Patient care aide is one of many titles referring to a worker in a medical facility whose job is basic patient care. By assisting medical staff and taking responsibility for all of a patient's basic needs, the patient care aide is the first and most frequent provider of assistance for anyone undergoing medical treatment. Patient care aides can often start entry-level positions with nothing more than on-the-job training, but may acquire credentials in order to increase opportunities for advancement.
|Required Education||High school diploma|
|Other Requirements||On-the-job training; credentials through the National Nurse Aid Assessment Program (voluntary)|
|Projected Job Growth (2012-2022)||21%|
|Average Salary (2014)||$26,250|
Source: *U.S. Bureau of Labor Statistics
Patient care aides--often referred to as nursing aides, nursing assistants, patient care assistants and various other titles--provide basic care to patients in hospitals or other medical facilities. They work under advisory from a nursing staff and usually have a great deal of direct contact with patients. According to the National Network of Career Nursing Assistants, aides working in long-term care facilities may be responsible for 80-90% of all personal care that a patient is provided (www.cna-network.org).

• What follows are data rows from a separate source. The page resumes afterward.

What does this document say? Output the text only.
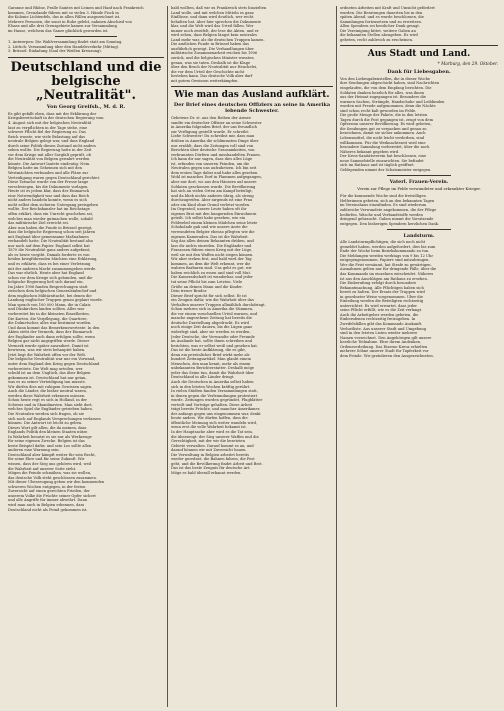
Garonne und Rhône, Pralle Saintes mit Leinen und Hanf nach Frankreich
kommen, Grenzlande führen mit so vielen 3. Hände Fisch in
die Kolonie Lichtenfels, das in allen Fällen ausgezeichnet ist.
Mehrere Personen, die sonst in Ruhe gelebt, nahmen Abschied von
Elsass und alle drei Grenzgebiete kamen zur Versammlung
im Hause, welchem das Ganze glücklich geworden ist.
1. Antwerpen: Die Wahlversammlung findet statt am Sonntag.
2. Lüttich: Versammlung über den Handelsverkehr (Mittag).
3. Brüssel: Einladung (Saal der Weißen Kreuzung).
Deutschland und die belgische „Neutralität".
Von Georg Greifsh., M. d. R.
Es gibt gefallt eben, dass mit der Erklärung der
Kriegsbereitschaft in der deutschen Regierung vom
4. August sich mit der belgischen Neutralität
laut zu verpflichten in der Tage stehe, eine
schwere Pflicht fiel der Regierung zu. Das
Reich wusste, wie viele Belastung auf das
neutrale Belgien gelegt war, und dass England
durch seine Politik diesen Zustand nicht anders
sehen wollte. Die Regierung hatte in der Zeit
vor dem Kriege mit aller Sorgfalt geprüft, ob
die Neutralität von Belgien gewahrt werden
könnte. Die Antwort lautete eindeutig: Nein.
Belgien hatte im Geheimen sich mit den
Westmächten verbunden und alle Pläne zur
Verteidigung waren gegen Deutschland gerichtet.
Diese Tatsache wurde von der Presse lange
verschwiegen, bis die Dokumente vorlagen.
Heute ist es jedem klar, dass der Einmarsch
eine Notwendigkeit war und dass das Reich
nicht anders handeln konnte, wenn es sich
nicht selbst dem sicheren Untergang preisgeben
wollte. Der Reichskanzler hat im Reichstage
offen erklärt, dass ein Unrecht geschehen sei,
welches man wieder gutmachen wolle, sobald
das militärische Ziel erreicht sei.
Aber nun haben die Funde in Brüssel gezeigt,
dass die belgische Regierung schon seit Jahren
mit England über gemeinsame Maßnahmen
verhandelt hatte. Die Neutralität bestand also
nur noch auf dem Papier. England selbst hat
1870 die Neutralität ganz anders aufgefasst,
als es heute vorgibt. Damals forderte es von
beiden kriegführenden Mächten eine Erklärung,
und es erklärte, dass es bei einer Verletzung
mit der anderen Macht zusammengehen werde.
Das war ehrlich. Heute aber hat England
schon vor dem Kriege sich gebunden, und die
belgische Regierung ließ sich darauf ein.
Im Jahre 1906 fanden Besprechungen statt
zwischen dem belgischen Generalstabschef und
dem englischen Militärattaché, bei denen die
Landung englischer Truppen genau geplant wurde.
Man sprach von 100 000 Mann, die in Calais
und Dünkirchen landen sollten. Alles war
vorbereitet bis in die kleinsten Einzelheiten.
Die Karten, die Verpflegung, die Quartiere,
die Dolmetscher, alles war bestimmt worden.
Und dann kommt das Bemerkenswerteste: In den
Akten steht der Vermerk, dass der Einmarsch
der Engländer auch dann erfolgen sollte, wenn
Belgien gar nicht angegriffen werde. Dieser
Vermerk wurde später ausradiert. Damit ist
bewiesen, was wir stets behauptet haben.
Jetzt liegt die Wahrheit offen vor der Welt.
Die belgische Neutralität war nur ein Vorwand,
unter dem England den Krieg gegen Deutschland
vorbereitete. Die Welt mag urteilen, wer
schuld ist an dem Unglück, das über Belgien
gekommen ist. Deutschland hat nur getan,
was es zu seiner Verteidigung tun musste.
Wir dürfen dies mit ruhigem Gewissen sagen.
Auch die Länder, die bisher neutral waren,
werden diese Wahrheit erkennen müssen.
Schon heute regt es sich in Holland, in der
Schweiz und in Skandinavien. Man sieht dort,
welches Spiel die Engländer getrieben haben.
Die Neutralen werden sich fragen, ob sie
sich noch auf Englands Versprechungen verlassen
können. Die Antwort ist leicht zu geben.
Dieses Wort gilt allen, die da meinen, dass
Englands Politik den kleinen Staaten nütze.
In Wahrheit benutzt es sie nur als Werkzeuge
für seine eigenen Zwecke. Belgien ist das
beste Beispiel dafür, und sein Los sollte allen
anderen eine Warnung sein.
Deutschland aber kämpft weiter für sein Recht,
für seine Ehre und für seine Zukunft. Wir
wissen, dass der Sieg uns gehören wird, weil
die Wahrheit auf unserer Seite steht.
Mögen die Feinde schmähen, was sie wollen,
das deutsche Volk steht geschlossen zusammen.
Mit dieser Überzeugung gehen wir den kommenden
schweren Wochen entgegen, in der festen
Zuversicht auf einen gerechten Frieden, der
unserem Volke die Früchte seiner Opfer sichert
und alle Angriffe für immer abwehrt. Dann
wird man auch in Belgien erkennen, dass
Deutschland nicht als Feind gekommen ist.
bald wollten, daß wir zu Frankreich stets hinzielten
Land wolle, und mit welchen Mitteln es ganz
Einflüsse, und dann wird deutlich, wer recht
behalten hat. Aber hier sprechen die Dokumente
klar, und die Welt wird das Urteil fällen. Wer
immer noch zweifelt, der lese die Akten, und er
wird sehen, dass Belgien längst kein neutrales
Land mehr war, als die deutschen Truppen kamen.
Die amtlichen Funde in Brüssel haben das
ausführlich gezeigt. Die Verhandlungen über
militärische Zusammenarbeit reichen bis 1906
zurück, und die belgischen Minister wussten
genau, was sie taten. Deshalb ist die Klage
über den Bruch der Neutralität nur Heuchelei,
die vor dem Urteil der Geschichte nicht
bestehen kann. Das deutsche Volk aber darf
mit gutem Gewissen weiterkämpfen.
Wie man das Ausland aufklärt.
Der Brief eines deutschen Offiziers an seine in Amerika lebende Schwester.
Gebetene Dr. st. aus den Reihen der Armee
sandte ein deutscher Offizier an seine Schwester
in Amerika folgenden Brief, der uns freundlich
zur Verfügung gestellt wurde. Er schreibt:
Liebe Schwester! Du schreibst mir, dass man
drüben in Amerika die schlimmsten Dinge über
uns erzählt, dass die Zeitungen voll sind von
Berichten über deutsche Grausamkeiten, von
verbrannten Dörfern und misshandelten Frauen.
Ich kann dir nur sagen, dass dies alles Lüge
ist, erfunden von unseren Feinden, um die
Neutralen gegen uns aufzuhetzen. Ich bin seit
dem ersten Tage dabei und habe alles gesehen.
Wohl ist manches Dorf in Flammen aufgegangen,
aber nur dort, wo aus den Häusern auf unsere
Soldaten geschossen wurde. Die Bevölkerung
hat sich an vielen Orten am Kampf beteiligt,
und da blieb nichts anderes übrig, als streng
durchzugreifen. Aber nirgends ist eine Frau
oder ein Kind ohne Grund verletzt worden.
Im Gegenteil, unsere Leute haben oft ihr
eigenes Brot mit den hungernden Einwohnern
geteilt. Ich selbst habe gesehen, wie ein
Feldwebel einem kleinen Mädchen seine letzte
Schokolade gab und wie unsere Ärzte die
verwundeten Belgier ebenso pflegten wie die
eigenen Kameraden. Das ist die Wahrheit.
Sag das allen deinen Bekannten drüben, und
lass dir nichts einreden. Die Engländer und
Franzosen führen einen Krieg mit der Lüge,
weil sie mit den Waffen nicht siegen können.
Wir aber stehen fest, und bald wird der Tag
kommen, an dem die Welt erkennt, wer die
wahren Barbaren sind. Uns geht es gut, wir
haben reichlich zu essen und sind voll Mut.
Die Kameradschaft ist wunderbar, und jeder
tut seine Pflicht bis zum Letzten. Viele
Grüße an deinen Mann und die Kinder.
Dein treuer Bruder.
Dieser Brief spricht für sich selbst. Er ist
ein Zeugnis dafür, wie die Wahrheit über das
Verhalten unserer Truppen allmählich durchdringt.
Schon mehren sich in Amerika die Stimmen,
die vor einem vorschnellen Urteil warnen, und
manche angesehene Zeitung hat bereits die
deutsche Darstellung abgedruckt. Es wird
noch einige Zeit dauern, bis die Lügen ganz
widerlegt sind, aber sie werden es werden.
Jeder Deutsche, der Verwandte oder Freunde
im Auslande hat, sollte ihnen schreiben und
berichten, was er selbst weiß und gesehen hat.
Das ist die beste Aufklärung, die es gibt,
denn ein persönlicher Brief wirkt mehr als
hundert Zeitungsartikel. Man glaubt einem
Menschen, den man kennt, mehr als einem
unbekannten Berichterstatter. Deshalb möge
jeder das Seine tun, damit die Wahrheit über
Deutschland in alle Länder dringt.
Auch die Deutschen in Amerika selbst haben
sich in den letzten Wochen kräftig gerührt.
In vielen Städten fanden Versammlungen statt,
in denen gegen die Verleumdungen protestiert
wurde. Zeitungen wurden gegründet, Flugblätter
verteilt und Vorträge gehalten. Diese Arbeit
trägt bereits Früchte, und mancher Amerikaner,
der anfangs gegen uns eingenommen war, denkt
heute anders. Wir dürfen hoffen, dass die
öffentliche Meinung sich weiter wandeln wird,
wenn erst die volle Wahrheit bekannt ist.
In der Hauptsache aber wird es die Tat sein,
die überzeugt: der Sieg unserer Waffen und die
Gerechtigkeit, mit der wir die besetzten
Gebiete verwalten. Darauf kommt es an, und
darauf können wir mit Zuversicht bauen.
Die Verwaltung in Belgien arbeitet bereits
wieder geordnet, die Bahnen fahren, die Post
geht, und die Bevölkerung findet Arbeit und Brot.
Das ist das beste Zeugnis für deutsche Art.
Möge es bald überall erkannt werden.
ordneten Arbeiten mit Kraft und Umsicht gefördert
wurden. Die Beratungen dauerten bis in den
späten Abend, und es wurde beschlossen, die
Sammlungen fortzusetzen und zu erweitern.
Allen Spendern sei herzlicher Dank gesagt.
Die Vereinigung bittet, weitere Gaben an
die bekannten Stellen abzugeben. Es wird
gebeten, recht zahlreich zu erscheinen.
Aus Stadt und Land.
* Marburg, den 29. Oktober.
Dank für Liebesgaben.
Von den Liebesgabenstellen, die in dieser Woche
ihre Sendungen abgeschickt haben, sind Nachrichten
eingelaufen, die von dem Empfang berichten. Die
Soldaten danken herzlich für alles, was ihnen
aus der Heimat zugegangen ist. Besonders die
warmen Sachen, Strümpfe, Handschuhe und Leibbinden
wurden mit Freude aufgenommen, denn die Nächte
sind schon recht kalt geworden im Felde.
Die große Menge der Pakete, die in den letzten
Tagen durch die Post gegangen ist, zeugt von dem
Opfersinn unserer Bevölkerung. Es wird gebeten,
die Sendungen gut zu verpacken und genau zu
bezeichnen, damit sie sicher ankommen. Auch
Lebensmittel, die nicht leicht verderben, sind
willkommen. Für die Weihnachtszeit wird eine
besondere Sammlung vorbereitet, über die noch
Näheres bekannt gegeben wird.
Der Kreis-Sanitätsverein hat beschlossen, eine
neue Sammelstelle einzurichten. Sie befindet
sich im Rathaus und ist täglich geöffnet.
Geldspenden nimmt der Schatzmeister entgegen.
Vaterl. Frauen-Verein.
Verein zur Pflege im Felde verwundeter und erkrankter Krieger.
Für die kommende Woche sind die freiwilligen
Helferinnen gebeten, sich an den bekannten Tagen
im Vereinshaus einzufinden. Es sind wiederum
zahlreiche Verwundete angekommen, die der Pflege
bedürfen. Wäsche und Verbandstoffe werden
dringend gebraucht. Gaben nimmt die Vorsitzende
entgegen. Den bisherigen Spendern herzlichen Dank.
Landsturm.
Alle Landsturmpflichtigen, die sich noch nicht
gemeldet haben, werden aufgefordert, dies bis zum
Ende der Woche beim Bezirkskommando zu tun.
Die Meldungen werden werktags von 9 bis 12 Uhr
entgegengenommen. Papiere sind mitzubringen.
Wer die Frist versäumt, hat Strafe zu gewärtigen.
Ausnahmen gelten nur für dringende Fälle, über die
das Kommando im einzelnen entscheidet. Näheres
ist aus den Anschlägen am Rathaus zu ersehen.
Die Einberufung erfolgt durch besondere
Bekanntmachung. Alle Pflichtigen haben sich
bereit zu halten. Der Ersatz der Truppen wird
in geordneter Weise vorgenommen. Über die
Einteilung werden die Beteiligten rechtzeitig
unterrichtet. Es wird erwartet, dass jeder
seine Pflicht erfüllt, wie es die Zeit verlangt.
Auch die Arbeitgeber werden gebeten, die
Einberufenen rechtzeitig freizugeben. In
Zweifelsfällen gibt das Kommando Auskunft.
Verlustliste. Aus unserer Stadt und Umgebung
sind in den letzten Listen wieder mehrere
Namen verzeichnet. Den Angehörigen gilt unsere
herzliche Teilnahme. Ehre ihrem Andenken.
Ordensverleihung. Das Eiserne Kreuz erhielten
mehrere Söhne unserer Stadt für Tapferkeit vor
dem Feinde. Wir gratulieren den Ausgezeichneten.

Patient care aides help feed, bathe and dress the medical patients in their charge. Depending on the patient's condition, the aide may assist with moving and transporting them; this may include helping them walk or assisting them with exercise and physical therapy. Aides answer patients' calls for assistance and help prepare them for surgery. They can also be responsible for tracking vital signs, checking blood pressure, temperature, nutritional intake and heart rate. They may collect specimens and assist in other medical procedures, as well as generally observing the patient's condition and reporting any changes to physicians and nursing staff. In addition, aides are usually responsible for changing linens, replacing bedpans and cleaning a patient's room.
As of May 2014, the U.S. Bureau of Labor Statistics (BLS) lists a mean hourly wage of $12.62 for nursing assistants. This translates to an average annual salary of $26,250. In the lowest ten percent of the pay range, hourly earnings are $9.03 or less, equating to $18,790 or less annually; the highest ten percent earns $17.39 hourly or more, or $36,170 or more in a year.
While some patient care aides make the transition to a higher level of medical service, such as a registered nurse, others remain in the aide capacity for a number of years. Often, the longevity of patient care aides helps them in their work, as their continued presence is comforting to patients and helps them to feel at ease when undergoing treatment.
Some states differentiate between various levels of patient care aide qualification. In Oklahoma, for example, patient care assistants with no experience begin at the lowest level, which consists mostly of on-site training and learning from co-workers who have been there longer. After a year, the patient care assistant is approved to perform the full range of duties involved in the job description. After three years of patient care experience, the aide is considered qualified to provide training to new assistants.
Additionally, the National Council of State Boards of Nursing (NCSBN) administers a voluntary exam to assess the competency of nursing aides and provide a credential to demonstrate qualification. The National Nurse Aid Assessment Program (NNAAP) is available through the NCSBN in 19 states and Washington, D.C.
The NNAAP consists of a written or oral examination combined with a demonstration of relevant skills. Those who pass both parts of the exam are entered into the state nurse aide registry, which is used by employers to determine the full extent of a nurse aide's qualifications. As a result, patient care aides seeking to practice in states where the NNAAP is recognized should seriously consider taking the exam to increase their chances of employment.